Он воодушевился, выпятил нижнюю челюсть, призывно простер руку.
— Саженый лес! Это же казарма! — он оглядел нас с отвращением. — Выставки бессилия! Чему учат детей: лес — арена жестокой борьбы за существование. Бедный Дарвин! Знаете, какое самое прекрасное из доступных нам чувств? Какое? — настаивал он.
— Любовь, — определил Серега.
— Нет и нет! Самое прекрасное — это ощущение тайны. Что такое любовь? Она жива тайной. Она и рождается тайной. А источник науки? Говорят — любопытство. Но откуда берется любопытство? Потому что сталкиваешься с неизвестным. Появляется неясный, туманный лик тайны, черты ее скрыты, она молчит, но дыхание ее слышно. Прикосновение к ней — счастье. Я помню, как волновало меня поведение раненого дерева, почему оно сильнее цветет, почему на раненом дубе в пять раз больше желудей?..
Лесные истории хлестали из него сплошным потоком, он не обращал внимания, что его перестали слушать.
Нам было интересно про самого Петра, а не то, что домик его на Петербургской стороне Меншиков хотел ставить из дубового бруса, а Петр не разрешил. Трогательно, но, как сказал Серега Дремов, — мелковато.
Про лесные реформы Петра профессор знал досконально. Больше, чем Молочков, который слушал как завороженный о разведении дубов под Таганрогом, Воронежем.
Они бы вдвоем остались — Молочков с профессором, как вдруг Серега Дремов ополчился на лесные страдания профессора, на всю его древесную идеологию, идиллию деревянной Руси.
Мысль у Сереги Дремова работала стихийно, никогда нельзя было предвидеть, куда она завернет. Ему не истина была нужна, ему сомнения интересны были. Он двинул их, как бульдозер, на профессорские леса, доказывая, что лесные угодья России не богатство ее, а несчастье, из-за них она застряла в своем развитии, превратилась в иждивенку, приживалку при лесах. Никакого почтения к русскому деревянному зодчеству он не испытывал, деревянные деревни, дощатые тротуары, рубленые церкви — все это не от ума, а оттого, что лес под рукой был, дешевка.

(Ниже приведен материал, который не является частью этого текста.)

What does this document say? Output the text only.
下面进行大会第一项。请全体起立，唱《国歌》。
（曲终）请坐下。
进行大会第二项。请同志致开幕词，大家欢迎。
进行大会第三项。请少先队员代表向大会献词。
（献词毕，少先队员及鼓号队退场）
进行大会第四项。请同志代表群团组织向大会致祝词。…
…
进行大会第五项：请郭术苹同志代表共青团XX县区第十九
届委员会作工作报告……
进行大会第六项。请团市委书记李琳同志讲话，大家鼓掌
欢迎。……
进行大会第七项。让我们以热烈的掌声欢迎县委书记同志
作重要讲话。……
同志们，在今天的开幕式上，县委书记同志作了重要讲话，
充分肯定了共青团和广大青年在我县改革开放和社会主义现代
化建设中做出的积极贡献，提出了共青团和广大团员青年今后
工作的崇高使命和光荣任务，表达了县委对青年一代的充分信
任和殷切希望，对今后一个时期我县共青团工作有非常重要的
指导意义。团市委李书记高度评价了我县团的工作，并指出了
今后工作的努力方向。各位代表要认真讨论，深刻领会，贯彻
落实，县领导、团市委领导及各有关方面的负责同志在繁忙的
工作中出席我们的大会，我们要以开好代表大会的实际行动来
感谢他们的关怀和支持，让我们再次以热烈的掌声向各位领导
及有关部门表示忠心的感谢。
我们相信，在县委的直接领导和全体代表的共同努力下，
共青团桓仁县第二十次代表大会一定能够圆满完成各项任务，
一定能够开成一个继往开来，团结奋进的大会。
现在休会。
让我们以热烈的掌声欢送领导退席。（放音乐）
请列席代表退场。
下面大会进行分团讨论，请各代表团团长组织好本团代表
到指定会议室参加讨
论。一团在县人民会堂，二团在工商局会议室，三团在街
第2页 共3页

Пожар за пожаром уничтожали города, поселки. Да еще войны. Пз века в век огонь пожирал нажитое, и опять ставили те же срубы, ладили те же деревянные мосты, склады, колодцы, скотные дворы, гумна. Леса-то немереные. В тех же Швеции, Финляндии все строили из камня. Вся Европа камнем обустраивалась. А у нас не сгорит, так сгниет. Нашли чем хвалиться — топором! И мы могли бы чудеса показать. Возьмите церкви новгородские, хоть XII века, хоть XV. Умели же делать красоту неписаную. Каменную, между прочим. Озеро, холм травяной, и вдруг посреди наших избушек почернелых бриллиант граненый сверкает. Храм, и такие пропорции, такая стройность, каменные чудеса. На Западе каменные симфонии, а у нас ноктюрны, еще слаще. А если бы дома каменные строили, Россия дошла бы к нам из тех веков в самом волшебном виде, мы и вообразить не в силах красоту наших уездных городков.
— Все дерево ваше виновато, из-за него обленились, чего стараться-корячиться, бери — не хочу… Не везет России, лесов видимо-невидимо, земли девать некуда, всего невпроворот, от богатства обленились, а тут еще победы военные. От побед и чванство, и пьянство, и отрезветь неохота. Несчастная страна, — рассуждал Дремов. — Интересно, Россия при Петре чувствовала себя несчастной?